Over their 30-year career, Citizen Cain have been frequently dismissed as Genesis impersonators. Their latest studio album comes a decade after their last, 2002’s Playing Dead, and represents a – perhaps brief – return of these long-lost Scottish progressive rockers. Skies Darken starts as it means to continue with the fiendishly fiddly riffing of The Charnal House. This opening song reveals immediately that the album (cheerily subtitled Mezentius Presents The Dance Of The Dead) is neither easy listening nor a work that makes many compromises.
But soon there’s some respite from the instrumental mayhem: the music morphs into a surprisingly delicate piano and vocal section, before returning to a thoroughly discomfiting instrumental passage. In just its first five minutes Skies Darken packs a fairly hefty punch, with lyrical snatches of the nursery rhyme Humpty Dumpty in the process.

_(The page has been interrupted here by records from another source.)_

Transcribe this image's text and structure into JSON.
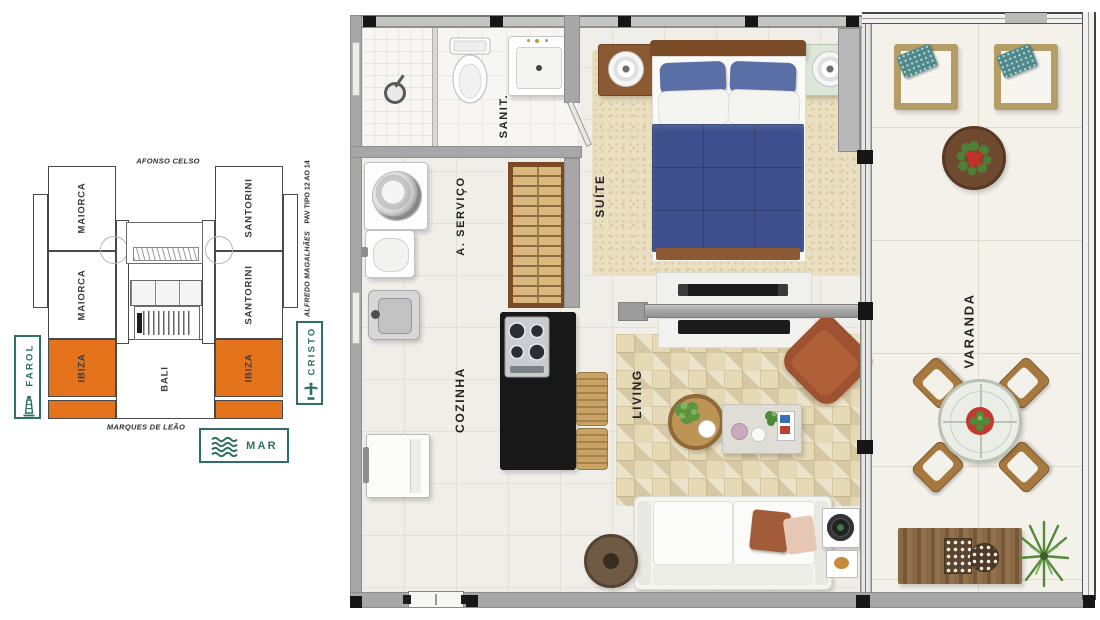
{
  "keyplan": {
    "street_top": "AFONSO CELSO",
    "street_bottom": "MARQUES DE LEÃO",
    "street_right": "ALFREDO MAGALHÃES",
    "floor_note": "PAV TIPO 12 AO 14",
    "units": {
      "maiorca": "MAIORCA",
      "santorini": "SANTORINI",
      "ibiza": "IBIZA",
      "bali": "BALI"
    },
    "badges": {
      "farol": "FAROL",
      "cristo": "CRISTO",
      "mar": "MAR"
    },
    "colors": {
      "highlight_orange": "#E5731C",
      "badge_teal": "#2E7164"
    }
  },
  "floorplan": {
    "rooms": {
      "sanit": "SANIT.",
      "servico": "A. SERVIÇO",
      "suite": "SUÍTE",
      "cozinha": "COZINHA",
      "living": "LIVING",
      "varanda": "VARANDA"
    }
  }
}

Darkest Sleep exudes menace with lyrics such as ‘The point of your life is you’re the one who does the killing, the one who kills yourself’. Positive stuff this is not, but the music, which spans four longer and four shorter tracks including the splendid The Hunting Of Johnny Eue, is wonderfully cinematic and dramatic.
Citizen Cain have never entirely escaped that tag of being Genesis soundalikes. This is due in no small part to the vocals of enigmatic bassist and lyricist Cyrus – just Cyrus – which have an undeniable Peter Gabriel timbre to them. But putting that aside this is an album which marries moments of rare, restrained beauty with an intensity and bite that transcends some of the more stereotypical associations. There are thrilling twists and turns throughout its 70-plus minutes, and it contains much of their most memorable music to date by some distance (penned by long serving keyboardist Stewart Bell).

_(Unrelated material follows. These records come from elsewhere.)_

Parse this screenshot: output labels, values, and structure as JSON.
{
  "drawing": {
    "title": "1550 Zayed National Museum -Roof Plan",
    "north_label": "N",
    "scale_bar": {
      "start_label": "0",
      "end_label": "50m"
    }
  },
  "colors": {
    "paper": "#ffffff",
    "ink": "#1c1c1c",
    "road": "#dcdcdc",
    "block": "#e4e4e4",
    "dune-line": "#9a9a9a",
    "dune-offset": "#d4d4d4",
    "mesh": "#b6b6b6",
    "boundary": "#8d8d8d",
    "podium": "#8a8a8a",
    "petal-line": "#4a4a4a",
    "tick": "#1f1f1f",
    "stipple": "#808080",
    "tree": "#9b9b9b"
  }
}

Put simply, Skies Darken is without question the album of Citizen Cain’s somewhat uneven, stop-start career. Perversely however, it may also be their last. Cyrus recently intimated that he envisages that the album will represent the band’s swansong. His apocalyptic and rather tortuous confessional sleeve notes aren’t exactly life-affirming, wryly noting in what sounds distinctly like a valediction that: “There have been those who have remarked that the work was of a very dark nature… That was my prime endeavour, to select the darker side of humanity and set it to music and I have loved every minute”.
However, an album of this quality suggests that, apocalypse permitting, there’s valid further mileage yet for this under-appreciated band.